Coming Soon to a Political Theater Near You: Expansion of the "I Believe" Argument to Justify Refusal to Have Children Vaccinated


Coming soon to a political theater near you: an expansion of the "I prayed about it" and "I believe" and "I have a personal relationship with Jesus" argument to justify the refusal to have children vaccinated against infectious diseases. In fact, as Catherine Thompson reported for TPM several days ago, we're already there.

As Thompson's report indicates, almost every state in the Union already has laws in place permitting parents to opt out of vaccinating their children on grounds of "I believe." As her article notes, none of these laws require parents claiming objections to vaccination on religious grounds to demonstrate how and why they have faith-based objections to inoculating their children. Remember the precedent already set by the U.S. Supremes in their Hobby Lobby ruling, which maintains that, even if a religious belief appears to be undermined by strong empirical evidence, people (e.g., Hobby Lobby's owners) have a right to interfere in the lives of (and provision of healthcare to) others, as long as they claim that their religious beliefs are sincerely held?

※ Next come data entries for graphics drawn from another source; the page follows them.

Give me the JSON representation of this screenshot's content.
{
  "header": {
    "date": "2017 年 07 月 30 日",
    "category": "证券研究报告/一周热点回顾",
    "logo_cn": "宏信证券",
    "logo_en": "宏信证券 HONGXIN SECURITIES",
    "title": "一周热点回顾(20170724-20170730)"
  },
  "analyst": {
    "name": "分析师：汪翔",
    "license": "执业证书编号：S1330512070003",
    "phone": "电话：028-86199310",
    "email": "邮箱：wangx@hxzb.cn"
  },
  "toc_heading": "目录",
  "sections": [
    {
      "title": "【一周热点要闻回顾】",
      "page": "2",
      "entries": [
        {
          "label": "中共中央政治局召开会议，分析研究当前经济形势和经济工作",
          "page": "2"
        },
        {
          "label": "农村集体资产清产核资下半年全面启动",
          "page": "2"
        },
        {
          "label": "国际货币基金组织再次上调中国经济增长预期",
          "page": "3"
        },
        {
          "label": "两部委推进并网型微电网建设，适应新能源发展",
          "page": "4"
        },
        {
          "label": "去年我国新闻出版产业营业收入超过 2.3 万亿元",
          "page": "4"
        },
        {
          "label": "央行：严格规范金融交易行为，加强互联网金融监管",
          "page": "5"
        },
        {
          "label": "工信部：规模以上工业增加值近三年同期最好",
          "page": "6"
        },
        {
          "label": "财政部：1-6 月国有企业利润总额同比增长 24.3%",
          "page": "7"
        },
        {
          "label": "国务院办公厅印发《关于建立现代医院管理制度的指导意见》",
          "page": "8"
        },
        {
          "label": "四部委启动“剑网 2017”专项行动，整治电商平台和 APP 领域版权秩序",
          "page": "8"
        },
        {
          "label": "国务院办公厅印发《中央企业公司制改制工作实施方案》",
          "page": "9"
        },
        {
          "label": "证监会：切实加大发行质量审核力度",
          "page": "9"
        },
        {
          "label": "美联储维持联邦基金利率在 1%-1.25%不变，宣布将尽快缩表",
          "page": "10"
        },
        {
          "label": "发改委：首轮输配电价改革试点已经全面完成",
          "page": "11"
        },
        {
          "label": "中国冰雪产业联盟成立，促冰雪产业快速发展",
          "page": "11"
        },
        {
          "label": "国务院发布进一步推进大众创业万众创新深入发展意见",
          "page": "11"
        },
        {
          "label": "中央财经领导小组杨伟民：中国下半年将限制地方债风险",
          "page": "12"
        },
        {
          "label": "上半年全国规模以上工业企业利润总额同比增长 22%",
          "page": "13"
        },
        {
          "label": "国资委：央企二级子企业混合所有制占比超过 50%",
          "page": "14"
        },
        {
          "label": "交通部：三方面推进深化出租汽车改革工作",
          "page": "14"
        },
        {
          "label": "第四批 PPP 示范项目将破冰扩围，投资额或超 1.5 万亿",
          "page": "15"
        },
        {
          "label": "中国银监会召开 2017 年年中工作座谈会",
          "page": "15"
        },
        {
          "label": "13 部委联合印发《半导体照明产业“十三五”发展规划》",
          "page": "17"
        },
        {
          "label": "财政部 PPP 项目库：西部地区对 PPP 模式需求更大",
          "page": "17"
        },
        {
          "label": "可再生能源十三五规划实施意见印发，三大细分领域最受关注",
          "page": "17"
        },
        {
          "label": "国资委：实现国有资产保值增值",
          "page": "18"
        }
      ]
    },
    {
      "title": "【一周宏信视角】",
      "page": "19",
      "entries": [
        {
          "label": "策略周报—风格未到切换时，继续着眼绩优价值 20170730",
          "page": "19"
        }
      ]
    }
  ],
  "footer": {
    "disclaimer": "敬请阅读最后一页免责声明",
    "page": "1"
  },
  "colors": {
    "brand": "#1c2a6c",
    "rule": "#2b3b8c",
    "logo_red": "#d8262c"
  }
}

It helps, of course, if they have oodles and kaboodles of money and political clout.

Thompson also notes that many people who have philosophical objections to vaccinating their children on other grounds are now maintaining that their objections stem from religious belief, and folks in the anti-vacine movement are coaching parents on how to claim religious objections as a way to get around regulations requiring the vaccination of their children.

As I say, we're already there. We're already at a point in which people can proclaim that "I prayed about" climate change and "my personal relationship with Jesus Christ" then convinced me that it's a fabricated liberal myth. Or "I believe" that vaccination is harmful to children despite sound scientific evidence contrary.

Because — you weren't listening were you? — I believe.

And so why should people blink an eye when florists and bakers and candlestick makers maintain that Jesus has told them to deny services and goods to gay people — because they believe for God's sake! — in a culture already predisposed to bend over backwards to accomodate the religious freedom argument, which the U.S. Catholic bishops have so powerfully and cleverly exploited to provide a rationale for attacking the rights of LGBT human beings? We're already there.

And when we don't seem to mind the harm this nonsense does to vulnerable children, let alone to the common good in a society where what you choose to do (or not to do) has radical effects on me and everyone else, we surely won't think twice about the harm it does to gay folks, who already have many strikes against them in the minds of many citizens, simply because of who they happen to have been made by God to be.